I'm new to this forum, so i hope all is up to standards.


4 Answers 4


Assuming that you are on Windows PDF Toolkit will allow you combine multiple PDFs into a single one, (and a lot more).

  • GUI or Command line use
  • Free GUI, with command line server edition
  • Pro edition $3.99 (nearly free), has more GUI options.
  • Windows XP, Vista, 7, 8 & 10 (site doesn't mention 10 but I have tried it).

enter image description here

Command line example

Both free & pro versions also include the pdf server, command line, version so assuming that your output is in the form employee_no_wk01.pdf the command:

"c:\Program Files (x86)\PDFtk Server\bin\pdftk.exe" employee_no*.pdf output annual_employe_number.pdf

Should produce the file that you need, if your files are not naturally in the correct order you can list them in the desired order in place of the wildcard above.

  • I’m not at home right now so I can’t test, will this resolve the file naming also or only merge multiple PDFs into one?
    – SQLTemp
    Commented Feb 17, 2020 at 8:50
  • @SQLTemp added command line example. If you need more control then take a look at PyPDF2 - see blog.pythonlibrary.org/2018/04/11/… for more. Commented Feb 17, 2020 at 20:34

If for any reason you would like to try a different approach, the company I work for has a program called LEADTOOLS ePrint Professional, which can be used as follows:

  1. It installs a Windows virtual printer that can save to dozens of output formats, including PDF.
  2. You can send it any number of print jobs, each containing one or more pages, and select the “Append to queue” option as shown in the image below. enter image description here
    1. When you’re done with all jobs, de-select the checkbox with the last print job, and this will cause all printout to go to one output file.

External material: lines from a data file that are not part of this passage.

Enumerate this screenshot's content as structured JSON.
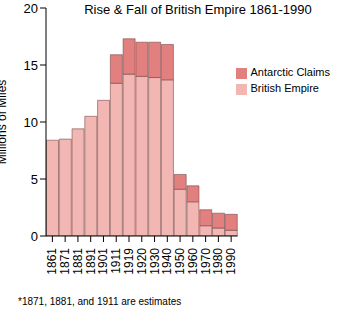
{
  "chart_data": {
    "type": "bar",
    "title": "Rise & Fall of British Empire 1861-1990",
    "y_label": "Millions of Miles",
    "annotations": [
      "*1871, 1881, and 1911 are estimates"
    ],
    "categories": [
      "1861",
      "1871",
      "1881",
      "1891",
      "1901",
      "1911",
      "1919",
      "1920",
      "1930",
      "1940",
      "1950",
      "1960",
      "1970",
      "1980",
      "1990"
    ],
    "series": [
      {
        "name": "British Empire",
        "color": "#f2b6b3",
        "values": [
          8.4,
          8.5,
          9.4,
          10.5,
          11.9,
          13.4,
          14.2,
          14.0,
          13.9,
          13.7,
          4.1,
          3.0,
          0.9,
          0.7,
          0.5
        ]
      },
      {
        "name": "Antarctic Claims",
        "color": "#e27f7f",
        "values": [
          0,
          0,
          0,
          0,
          0,
          2.5,
          3.1,
          3.0,
          3.1,
          3.1,
          1.3,
          1.4,
          1.4,
          1.3,
          1.4
        ]
      }
    ],
    "ylim": [
      0,
      20
    ],
    "yticks": [
      0,
      5,
      10,
      15,
      20
    ],
    "stacked": true,
    "legend": "upper right"
  }
}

If you would like to try LEADTOOLS ePrint, you can download a free evaluation edition from this page. If you don’t wish to buy it after trying it, simply un-install it. There’s also free email support during the evaluation.


Found that PDF24 has an option to automatically save to a file with an auto increment name, then you can use the PDF merge function to do what i need.

This program is also a free ware for business use



For a more end to end solution you could use Python with the addition of the Report Lab library.

With surprisingly little work and no initial expenditure, other than a little time, you could have a python script that:

  1. Queried your database to get the payment details for each month/week for one, or more, employee - (SqlAlchemy)
  2. Formatted the monthly results
  3. Calculated a per employee annual summary and formatted that as well
  4. Produced a PDF per employee with the summary followed by the months/weeks in the appropriate order. (Possibly encrypted with a suitable password e.g. Employees DOB in YYYYMMDD format). Using ReportLab Open Source.
  5. Possibly even e-mailed the PDF to the employee.

Alternatively, or initially you could simply use python to list and sort the PDF files and then merge them for you using PyPDF2.

All of the above software is: - Available free (including commercial use) ReportLab does have a paid option that you may wish to investigate. - Cross Platform - the same code will run on Windows, Mac, Linux, AWS, etc. - Can be picked up in quite a short time.

Further Reading:

Disclaimer I have made some minor contributions to Python, some of its libraries and some of the documents above but I receive no financial benefit from any of them.